Der Vater spürte, dass seine Nase sehr schwer wurde, nach und nach wuchs sie in sein Sichtfeld und er sah selbst, dass eine gewaltige Gurke aus seinem Gesicht ragte. Seine Hysterie steigerte sich noch.
“Das warst du, Eva Lotta. Gib es zu. Ich wusste du bist ein Satansbraten. GIB MIR SOFORT MEINE NASE ZURÜCK!” Er kam nun um den Tisch gerannt auf sie zu. Eva Lotta erhob sich schnell, so dass ihr Hocker umfiel und lief in die andere Richtung ehe sie wusste, wie ihr geschah.

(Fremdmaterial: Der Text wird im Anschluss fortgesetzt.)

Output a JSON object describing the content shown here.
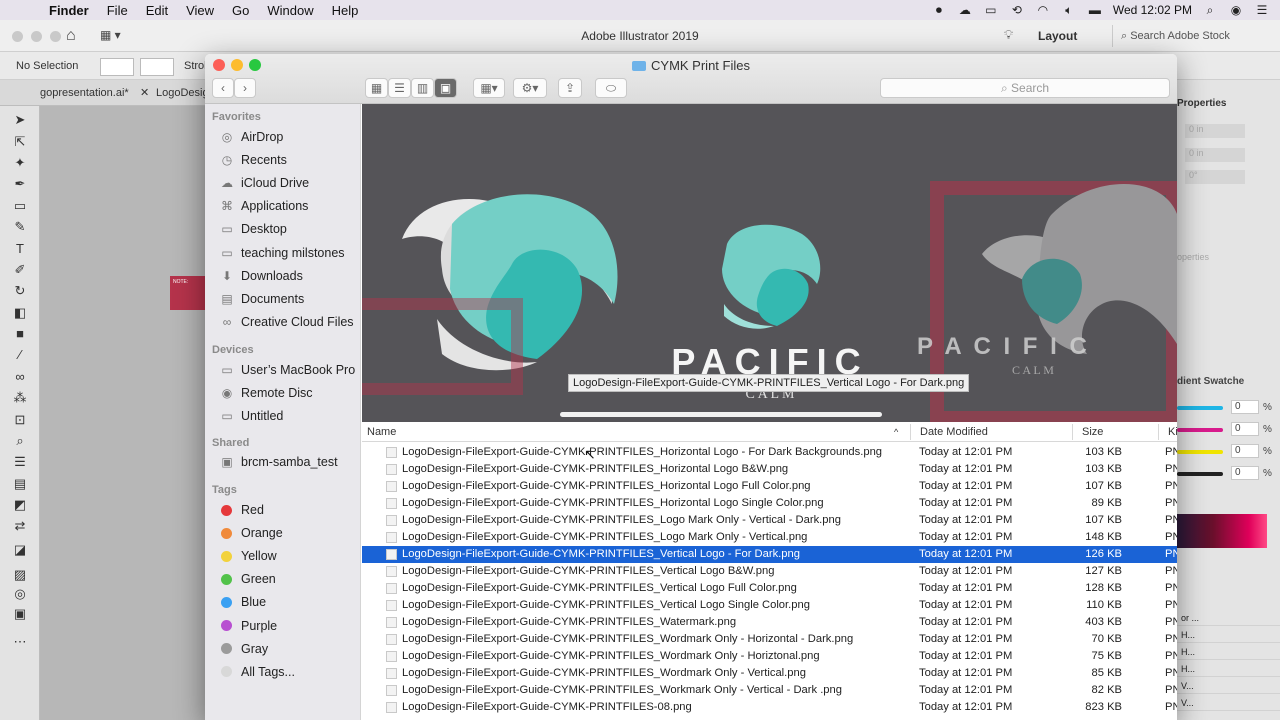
{
  "menubar": {
    "app": "Finder",
    "menus": [
      "File",
      "Edit",
      "View",
      "Go",
      "Window",
      "Help"
    ],
    "clock": "Wed 12:02 PM"
  },
  "illustrator": {
    "title": "Adobe Illustrator 2019",
    "layout": "Layout",
    "stock_placeholder": "Search Adobe Stock",
    "selection": "No Selection",
    "stroke_label": "Strol",
    "tab1": "gopresentation.ai*",
    "tab2": "LogoDesig",
    "note_title": "NOTE:",
    "properties_title": "Properties",
    "properties_rows": [
      "0 in",
      "0 in",
      "0°"
    ],
    "properties_hint": "operties",
    "panel_tabs": "dient  Swatche",
    "color_values": [
      "0",
      "0",
      "0",
      "0"
    ],
    "pct": "%",
    "layer_items": [
      "or ...",
      "H...",
      "H...",
      "H...",
      "V...",
      "V...",
      "V...",
      "V..."
    ]
  },
  "finder": {
    "window_title": "CYMK Print Files",
    "search_placeholder": "Search",
    "sidebar": {
      "favorites_title": "Favorites",
      "favorites": [
        {
          "label": "AirDrop",
          "icon": "airdrop-icon"
        },
        {
          "label": "Recents",
          "icon": "recents-icon"
        },
        {
          "label": "iCloud Drive",
          "icon": "cloud-icon"
        },
        {
          "label": "Applications",
          "icon": "applications-icon"
        },
        {
          "label": "Desktop",
          "icon": "desktop-icon"
        },
        {
          "label": "teaching milstones",
          "icon": "folder-icon"
        },
        {
          "label": "Downloads",
          "icon": "downloads-icon"
        },
        {
          "label": "Documents",
          "icon": "documents-icon"
        },
        {
          "label": "Creative Cloud Files",
          "icon": "creative-cloud-icon"
        }
      ],
      "devices_title": "Devices",
      "devices": [
        {
          "label": "User’s MacBook Pro",
          "icon": "laptop-icon"
        },
        {
          "label": "Remote Disc",
          "icon": "disc-icon"
        },
        {
          "label": "Untitled",
          "icon": "drive-icon"
        }
      ],
      "shared_title": "Shared",
      "shared": [
        {
          "label": "brcm-samba_test",
          "icon": "server-icon"
        }
      ],
      "tags_title": "Tags",
      "tags": [
        {
          "label": "Red",
          "color": "#e5383b"
        },
        {
          "label": "Orange",
          "color": "#f08a3b"
        },
        {
          "label": "Yellow",
          "color": "#f2d23c"
        },
        {
          "label": "Green",
          "color": "#52c24a"
        },
        {
          "label": "Blue",
          "color": "#3aa0f2"
        },
        {
          "label": "Purple",
          "color": "#b84fd1"
        },
        {
          "label": "Gray",
          "color": "#9b9b9b"
        },
        {
          "label": "All Tags...",
          "color": "#d8d8d8"
        }
      ]
    },
    "preview": {
      "wordmark": "PACIFIC",
      "subwordmark": "C A L M",
      "ghost_wordmark": "P A C I F I C",
      "ghost_sub": "C A L M",
      "hover_label": "LogoDesign-FileExport-Guide-CYMK-PRINTFILES_Vertical Logo - For Dark.png"
    },
    "columns": {
      "name": "Name",
      "date": "Date Modified",
      "size": "Size",
      "kind": "Ki"
    },
    "files": [
      {
        "name": "LogoDesign-FileExport-Guide-CYMK-PRINTFILES_Horizontal Logo - For Dark Backgrounds.png",
        "date": "Today at 12:01 PM",
        "size": "103 KB",
        "kind": "PN",
        "selected": false
      },
      {
        "name": "LogoDesign-FileExport-Guide-CYMK-PRINTFILES_Horizontal Logo B&W.png",
        "date": "Today at 12:01 PM",
        "size": "103 KB",
        "kind": "PN",
        "selected": false
      },
      {
        "name": "LogoDesign-FileExport-Guide-CYMK-PRINTFILES_Horizontal Logo Full Color.png",
        "date": "Today at 12:01 PM",
        "size": "107 KB",
        "kind": "PN",
        "selected": false
      },
      {
        "name": "LogoDesign-FileExport-Guide-CYMK-PRINTFILES_Horizontal Logo Single Color.png",
        "date": "Today at 12:01 PM",
        "size": "89 KB",
        "kind": "PN",
        "selected": false
      },
      {
        "name": "LogoDesign-FileExport-Guide-CYMK-PRINTFILES_Logo Mark Only - Vertical - Dark.png",
        "date": "Today at 12:01 PM",
        "size": "107 KB",
        "kind": "PN",
        "selected": false
      },
      {
        "name": "LogoDesign-FileExport-Guide-CYMK-PRINTFILES_Logo Mark Only - Vertical.png",
        "date": "Today at 12:01 PM",
        "size": "148 KB",
        "kind": "PN",
        "selected": false
      },
      {
        "name": "LogoDesign-FileExport-Guide-CYMK-PRINTFILES_Vertical Logo - For Dark.png",
        "date": "Today at 12:01 PM",
        "size": "126 KB",
        "kind": "PN",
        "selected": true
      },
      {
        "name": "LogoDesign-FileExport-Guide-CYMK-PRINTFILES_Vertical Logo B&W.png",
        "date": "Today at 12:01 PM",
        "size": "127 KB",
        "kind": "PN",
        "selected": false
      },
      {
        "name": "LogoDesign-FileExport-Guide-CYMK-PRINTFILES_Vertical Logo Full Color.png",
        "date": "Today at 12:01 PM",
        "size": "128 KB",
        "kind": "PN",
        "selected": false
      },
      {
        "name": "LogoDesign-FileExport-Guide-CYMK-PRINTFILES_Vertical Logo Single Color.png",
        "date": "Today at 12:01 PM",
        "size": "110 KB",
        "kind": "PN",
        "selected": false
      },
      {
        "name": "LogoDesign-FileExport-Guide-CYMK-PRINTFILES_Watermark.png",
        "date": "Today at 12:01 PM",
        "size": "403 KB",
        "kind": "PN",
        "selected": false
      },
      {
        "name": "LogoDesign-FileExport-Guide-CYMK-PRINTFILES_Wordmark Only - Horizontal - Dark.png",
        "date": "Today at 12:01 PM",
        "size": "70 KB",
        "kind": "PN",
        "selected": false
      },
      {
        "name": "LogoDesign-FileExport-Guide-CYMK-PRINTFILES_Wordmark Only - Horiztonal.png",
        "date": "Today at 12:01 PM",
        "size": "75 KB",
        "kind": "PN",
        "selected": false
      },
      {
        "name": "LogoDesign-FileExport-Guide-CYMK-PRINTFILES_Wordmark Only - Vertical.png",
        "date": "Today at 12:01 PM",
        "size": "85 KB",
        "kind": "PN",
        "selected": false
      },
      {
        "name": "LogoDesign-FileExport-Guide-CYMK-PRINTFILES_Workmark Only - Vertical - Dark .png",
        "date": "Today at 12:01 PM",
        "size": "82 KB",
        "kind": "PN",
        "selected": false
      },
      {
        "name": "LogoDesign-FileExport-Guide-CYMK-PRINTFILES-08.png",
        "date": "Today at 12:01 PM",
        "size": "823 KB",
        "kind": "PN",
        "selected": false
      }
    ]
  },
  "colors": {
    "teal": "#34b9b1",
    "teal_light": "#74cfc6",
    "preview_bg": "#555458",
    "selection": "#1a63d6",
    "accent_pink": "#b5334b"
  }
}
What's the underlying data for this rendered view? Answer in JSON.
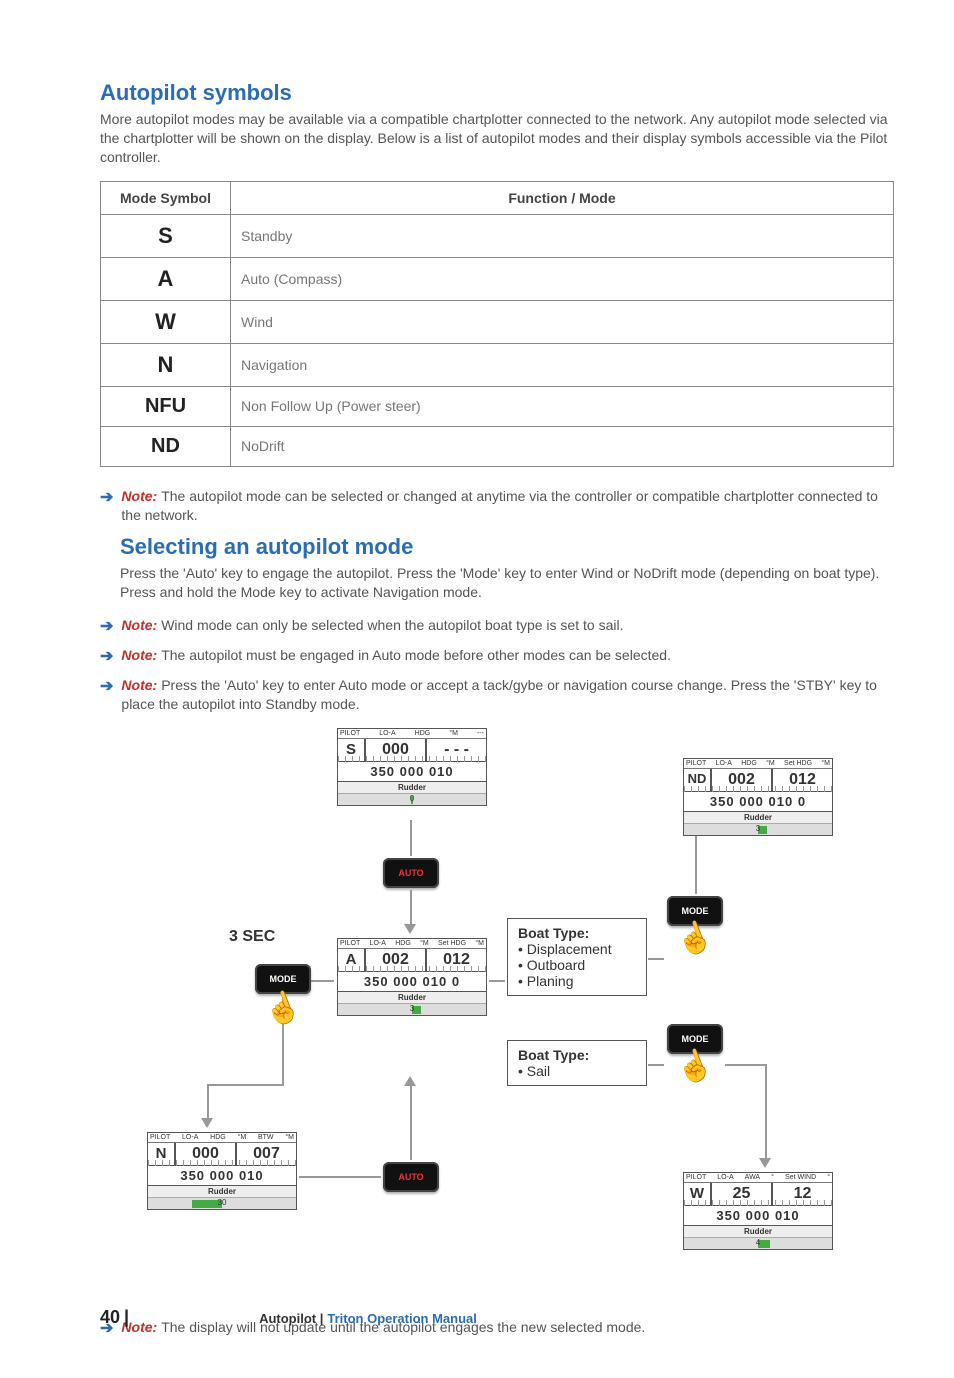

“Sie ist eine Hexe, sie kann zaubern, sie ist eine Hexe”, schrie seine Frau.” Die Kinder waren völlig verängstigt und klammerten sich aneinander. Sie fürchteten, dass Eva Lotta ihnen nun auch Gurkennasen hexen würde.
Der Vater versuchte sie weiterhin zu fangen, doch das ungewohnte Gewicht in seinem Gesicht und die eingeschränkte Sicht machten es ihm nicht leicht. Eva Lotta aber hatte Todesangst. Das letzte Mal als sie Menschen “Hexe, Hexe” rufen hörte, war, als der Scharfrichter die alte Müllerin zum Scheiterhaufen geführt hatte. Golly hatte später berichtet, seine Mutter hätte gesagt, ihr einziges Verbrechen sei gewesen, dass sie als Frau habe lesen und schreiben können und dem Gutsvogt so auf die Schliche gekommen war, als er sie um zwei Unzen Gold betrügen wollte.
Die Tür stand offen, Eva Lotta überlegte nicht lang. Sie nutzte den kleinen Vorsprung vor ihrem Vater und rannte aus der Hütte, direkt in den Wald, obwohl es schon fast Nacht war und der Mond nicht schien. Das gab ihr eine echte Chance zu entkommen.